Hello Dr. Ora Golan, an expert in neutralizing emotional barriers from the Ora Golan Center, today we will talk about dealing with loss, dealing with grief.
I will tell about a father who came and said that he lost his son a decade ago in a car accident and since then he just has not functioned. He has left the workplace and he is unable to fit in with another job. He does casual jobs, now he works in a factory that does not require skill, and there he manages. The good relationship he had with his wife, they just started to get away from each other. He feels she does not understand him, she feels the same towards him, and they live in a kind of partnership together and so life goes on. All sorts of friends walked away. There are people he just feels he no longer has the patience for, there are people who have moved away because they could not be with him, and there are people he is torn to pieces when he hears stories about their children that they are the age he should be now.
Can we really go back to being happy after the loss of a son?

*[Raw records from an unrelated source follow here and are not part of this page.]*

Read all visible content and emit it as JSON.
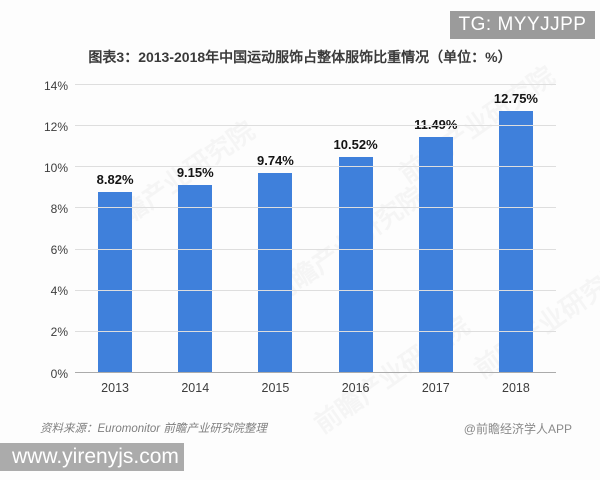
{
  "badge": {
    "label": "TG: MYYJJPP"
  },
  "chart_data": {
    "type": "bar",
    "title": "图表3：2013-2018年中国运动服饰占整体服饰比重情况（单位：%）",
    "categories": [
      "2013",
      "2014",
      "2015",
      "2016",
      "2017",
      "2018"
    ],
    "values": [
      8.82,
      9.15,
      9.74,
      10.52,
      11.49,
      12.75
    ],
    "value_labels": [
      "8.82%",
      "9.15%",
      "9.74%",
      "10.52%",
      "11.49%",
      "12.75%"
    ],
    "xlabel": "",
    "ylabel": "",
    "ylim": [
      0,
      14
    ],
    "ytick_step": 2,
    "ytick_labels": [
      "0%",
      "2%",
      "4%",
      "6%",
      "8%",
      "10%",
      "12%",
      "14%"
    ],
    "grid": true,
    "legend": false,
    "bar_color": "#3f80db"
  },
  "footer": {
    "source": "资料来源：Euromonitor  前瞻产业研究院整理",
    "credit": "@前瞻经济学人APP"
  },
  "watermarks": {
    "site_banner": "www.yirenyjs.com",
    "diagonal": "前瞻产业研究院"
  },
  "colors": {
    "bar": "#3f80db",
    "gridline": "#dedede",
    "baseline": "#ababab",
    "badge_bg": "#9b9b9b",
    "banner_bg": "#ababab",
    "title_text": "#3a3a3a",
    "source_text": "#7f7f7f"
  }
}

The goal is to allow a place for the joy of life. We can not cancel the loss. The goal of therapy is that we neutralize the emotional barriers. One of the things he said at the end of the treatment was that he returned to Simchat Chaim, and then he also brought his wife to the treatment. There were also tensions with the daughter, who is 26, and it was not clear because of who and what the reason was. They were able to find joy of life not at the expense of mourning. It is exactly on the same principle that when there is a first child then most loved in the world and when the second is born then one should turn exactly the same level of love to the second, not at the expense of the first. Here, too, the goal of therapy is to allow for joy of life, to have the legitimacy for joy of life, and that is not at the expense of mourning. He describes that society very much states that ‘if you have lost – you have to suffer, you have no legitimacy for the joy of life’. These messages blocked him.
Can the treatment also help other relatives, not just the first relative?
Yes. The treatment is very good in fact for the whole circle that revolves around the grief. Those who have experienced grief are good for them to do treatment after they have digested the grief, and not that they will come immediately after the grief, not in the initial stage. The circles of friends and family do not always know how to approach, what to say. Feeling uncomfortable and sometimes feeling guilty. When we neutralize the emotional barriers, those who have lost people are more open and allow themselves to be approached because sometimes they are the ones who keep people away, unintentionally. It manages them. They do not know how to act, and other people also feel that ‘being around a person who is experiencing but does not mean that I should take the grief and experience the grief, on the contrary, I should be the one who strengthens and gives the source of inspiration’. Knowing to stand next to people with grief and not feel like they are being dragged down with it.
We usually do not take people immediately after mourning, as soon as they have received the message. They need to digest it. I had a woman whose husband was killed. He always took care of bills and things like that, and she worried about how she would manage, what she would do, how she would manage. This is a relationship of over 20 years. Although she’s young enough on the one hand, she’s in her fifties, she’s young enough to start a new relationship, but she said ‘I do not know how to date, what to do, how to meet, how to start – I’m used to being with the same person.’
Once the emotional barriers are cleared, options suddenly open up. I do not tell her what to do; No instructions, no instruction. From the moment the checkpoints are cleared, which is very short; Only muscle resilience, text, gentle touch and imaging, open up options. Suddenly she found-through the internet, approached people and got to know her, through all sorts of encounters, she started dating. From there it starts and then rolls.